Belafonte is equally cursory about his film work, most of which he considered stunted by producers’ discomfort with casting black men as sexual before the ’70s. He covers his three marriages with the dedicated introspection of someone who spent almost fifty years in therapy, but one senses romances before and amidst the marriages that he refers to only in passing. The politics are front and center; the life beyond is largely interludes.
This does allow the book to show that Belafonte’s politics are truly about change rather than seeking past glories. Not uncommonly, it can be hard for Civil Rights leaders of his vintage to face that today’s “institutional racism” requires less cathartically theatrical responses than yesterday’s Jim Crow. But Belafonte has quietly but steadily broadened his purview to anti-poverty campaigns nationwide and worldwide, as King intended to do, with no predilection for staged anger and unfocused “passion.” Thus he admires rap’s political messages without falling for the idea that the lowest is the “realest.” Elsewhere he has said of “gangsta” rap, “It’s all in the name of ‘that's the way we are.’ Well, is there more to us than being just the way we are? Do we have no responsibility? Do we have no sense of dignity?”
Only in his take on Powell and Rice has Belafonte seemed antique, using iconography popularized by Malcolm X to designate Powell a “house slave” who “serves his master well.” Belafonte considers the failures of the Iraq war to have vindicated the charge, but that is coy.
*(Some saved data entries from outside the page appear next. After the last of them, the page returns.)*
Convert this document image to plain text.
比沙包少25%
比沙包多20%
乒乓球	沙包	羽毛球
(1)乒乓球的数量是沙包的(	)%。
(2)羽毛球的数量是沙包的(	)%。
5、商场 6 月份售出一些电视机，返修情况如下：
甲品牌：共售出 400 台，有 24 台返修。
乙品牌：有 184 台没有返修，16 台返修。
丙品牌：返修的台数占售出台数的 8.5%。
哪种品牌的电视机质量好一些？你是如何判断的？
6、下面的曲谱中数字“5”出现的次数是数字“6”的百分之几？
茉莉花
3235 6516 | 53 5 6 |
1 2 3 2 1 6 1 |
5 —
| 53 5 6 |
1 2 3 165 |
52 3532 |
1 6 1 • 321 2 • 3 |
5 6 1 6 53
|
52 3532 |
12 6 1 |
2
The “house slave” reference channeled the larger and dehumanizing notion that Powell and Rice were not just servile, but also race traitors, in serving under Bush. This is the sort of comment one would have expected from Stokely Carmichael circa 1968—whose anti-whitey politics in fact Belafonte disapproved of.
In general, however, Belafonte’s story is the tale of a man who has well and truly balanced stardom and serious activism while neither imploding or making more than a few enemies. I hope that the documentary he is producing about his life reaches as many young people as possible. Belafonte has quite a bit to teach us about what it meant to be black once, and what it means now—or what it should.
John McWhorter is a contributing editor for The New Republic.